SD/PEN Member Profile: Akiko Tamano

Word Shaper Editorial Services
Copyediting and line editing

Akiko Tamano

How do you describe what you do to someone you’ve just met at a networking function?

I’m an editor because words matter—they shape how we think and feel and act. Choosing the right words is vital to helping us connect with each other and to the ideas and stories we need to hear. I help people choose the right words.

Please give us a little background on you. 

From the moment I learned my ABCs, I was captivated by the written word. I wasn’t a terribly discriminating reader, though, in my early years—one of my most vivid childhood memories is riding in the car just after I’d discovered the joys of reading, delightedly sounding out the names on the street signs. And when I was six, my mother found me poring over the word problems in a math textbook. Fortunately, as I got older, my literary tastes improved, and I grew up immersed in a world of stories. While I continued to be an avid reader as an adult, I took a long detour away from my early love of books. I majored in biology in college, then spent more than two decades working as an IT systems administrator. During that time, I earned a certificate in technical writing from San Diego State University and had some limited opportunities to write and edit technical documentation, such as user guides and operating procedures. But deep down, I longed for work that was more aligned with my passion for language and story. So when I was laid off from my IT job in 2015, I jumped at the chance to change course. After exploring my options, I enrolled in the UCSD Extension copyediting certificate program and found that I loved editing. I established my freelance business, Word Shaper Editorial Services, in 2016, working with both fiction and nonfiction clients. It felt like coming home.

What kinds of projects do you particularly enjoy working on and why?

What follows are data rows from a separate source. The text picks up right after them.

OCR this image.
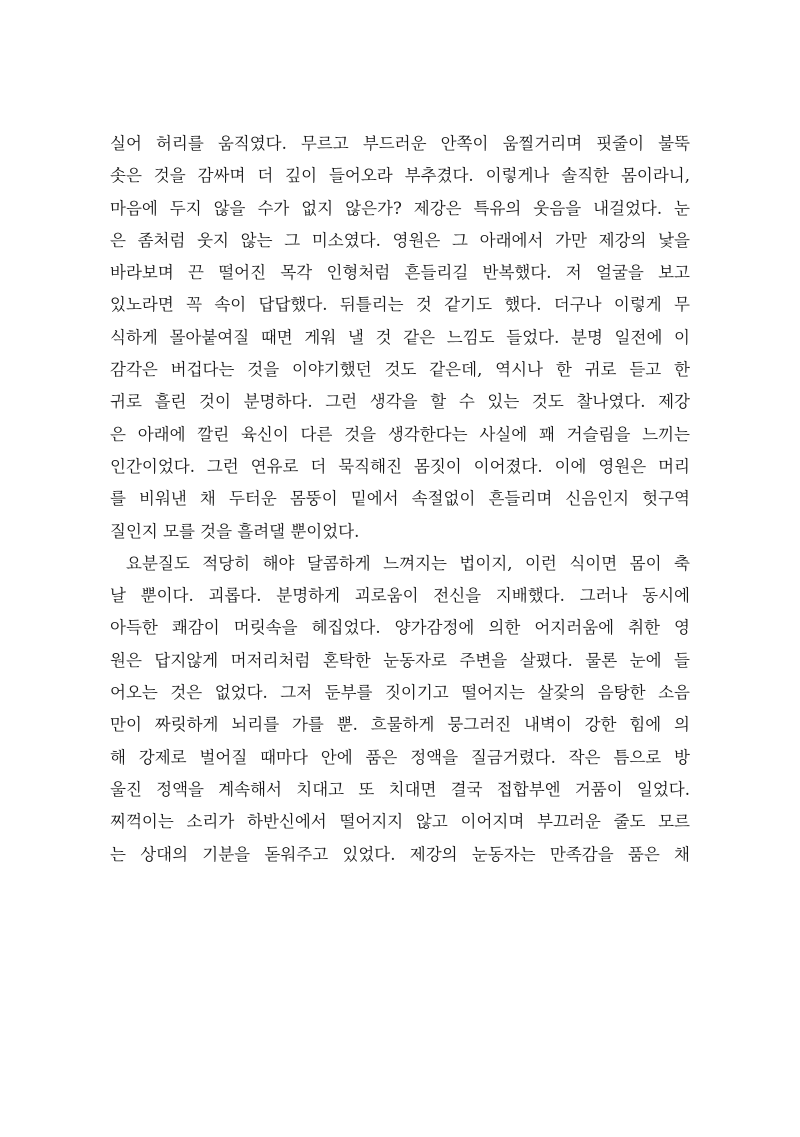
실어 허리를 움직였다. 무르고 부드러운 안쪽이 움찔거리며 핏줄이 불뚝
솟은 것을 감싸며 더 깊이 들어오라 부추겼다. 이렇게나 솔직한 몸이라니,
마음에 두지 않을 수가 없지 않은가? 제강은 특유의 웃음을 내걸었다. 눈
은 좀처럼 웃지 않는 그 미소였다. 영원은 그 아래에서 가만 제강의 낯을
바라보며 끈 떨어진 목각 인형처럼 흔들리길 반복했다. 저 얼굴을 보고
있노라면 꼭 속이 답답했다. 뒤틀리는 것 같기도 했다. 더구나 이렇게 무
식하게 몰아붙여질 때면 게워 낼 것 같은 느낌도 들었다. 분명 일전에 이
감각은 버겁다는 것을 이야기했던 것도 같은데, 역시나 한 귀로 듣고 한
귀로 흘린 것이 분명하다. 그런 생각을 할 수 있는 것도 찰나였다. 제강
은 아래에 깔린 육신이 다른 것을 생각한다는 사실에 꽤 거슬림을 느끼는
인간이었다. 그런 연유로 더 묵직해진 몸짓이 이어졌다. 이에 영원은 머리
를 비워낸 채 두터운 몸뚱이 밑에서 속절없이 흔들리며 신음인지 헛구역
질인지 모를 것을 흘려댈 뿐이었다.
요분질도 적당히 해야 달콤하게 느껴지는 법이지, 이런 식이면 몸이 축
날 뿐이다. 괴롭다. 분명하게 괴로움이 전신을 지배했다. 그러나 동시에
아득한 쾌감이 머릿속을 헤집었다. 양가감정에 의한 어지러움에 취한 영
원은 답지않게 머저리처럼 혼탁한 눈동자로 주변을 살폈다. 물론 눈에 들
어오는 것은 없었다. 그저 둔부를 짓이기고 떨어지는 살갗의 음탕한 소음
만이 짜릿하게 뇌리를 가를 뿐. 흐물하게 뭉그러진 내벽이 강한 힘에 의
해 강제로 벌어질 때마다 안에 품은 정액을 질금거렸다. 작은 틈으로 방
울진 정액을 계속해서 치대고 또 치대면 결국 접합부엔 거품이 일었다.
찌꺽이는 소리가 하반신에서 떨어지지 않고 이어지며 부끄러운 줄도 모르
는 상대의 기분을 돋워주고 있었다. 제강의 눈동자는 만족감을 품은 채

The projects I enjoy most involve not just mechanical edits but deep line editing. I love working with the sounds and rhythms and shapes of language to bring out its musicality. Often it’s those subtle tweaks that make the difference between writing that plods along and writing that sings. More specifically, some of my most satisfying experiences have been working with first-time authors who self-published their novels. It takes vulnerability for someone to entrust their story—a story they’ve poured so much of themselves into—to an editor, and to be given that trust is an honor. I can think of nothing more rewarding for an editor than helping writers realize their dream of becoming published authors. I also enjoy working with small, mission-driven businesses—call me hopelessly idealistic—but I find it deeply fulfilling to collaborate with people who are doing their part to make the world a better place.

What accomplishment are you most proud of professionally?

I served for a time as copyeditor for a pastor who had some learning disabilities that resulted in his writing getting rather garbled. His messages were deep and insightful, but he just needed help untangling the words, and I worked to clarify his meaning while retaining his own marvelous voice. He once said that when he read my edits, he would think, “That’s what I wanted to say.” That meant a lot to me—I would like all my clients to feel that way, that I’ve enhanced their message and brought out the best in their writing.

What do you enjoy most about being a member of SD/PEN?

What I appreciate most about being a part of the SD/PEN community is the personal contact with like-minded editors. Nothing can replace the camaraderie of being face to face with people who share so many of the same concerns and challenges.

What do you like to do to get away from editing and refill the well?

I love to read and try to start the day with a little reading if at all possible. I’m partial to literary fiction but also relish a good mystery, and lately I’ve been delving into books on spirituality, ecology, and sustainability. Other favorite pastimes include playing with and training my border collie, Emma—I’m an advocate of gentle, positive dog training methods—and singing with my church choir. And daily yoga and meditation help me manage stress and keep me grounded. 

Tell us about a book you recently read that you would recommend.

If I could press one book into the hands of everyone I meet, it would be Robin Wall Kimmerer’s Braiding Sweetgrass, an exquisite collection of essays about the natural world and our place in it. As both a botanist and an enrolled member of the Citizen Potawatomi Nation, Kimmerer brings both Western scientific knowledge and Indigenous wisdom to her understanding of nature and humanity. Her writing is gorgeous, and she offers her insights and perspectives with warmth, kindness, and generosity.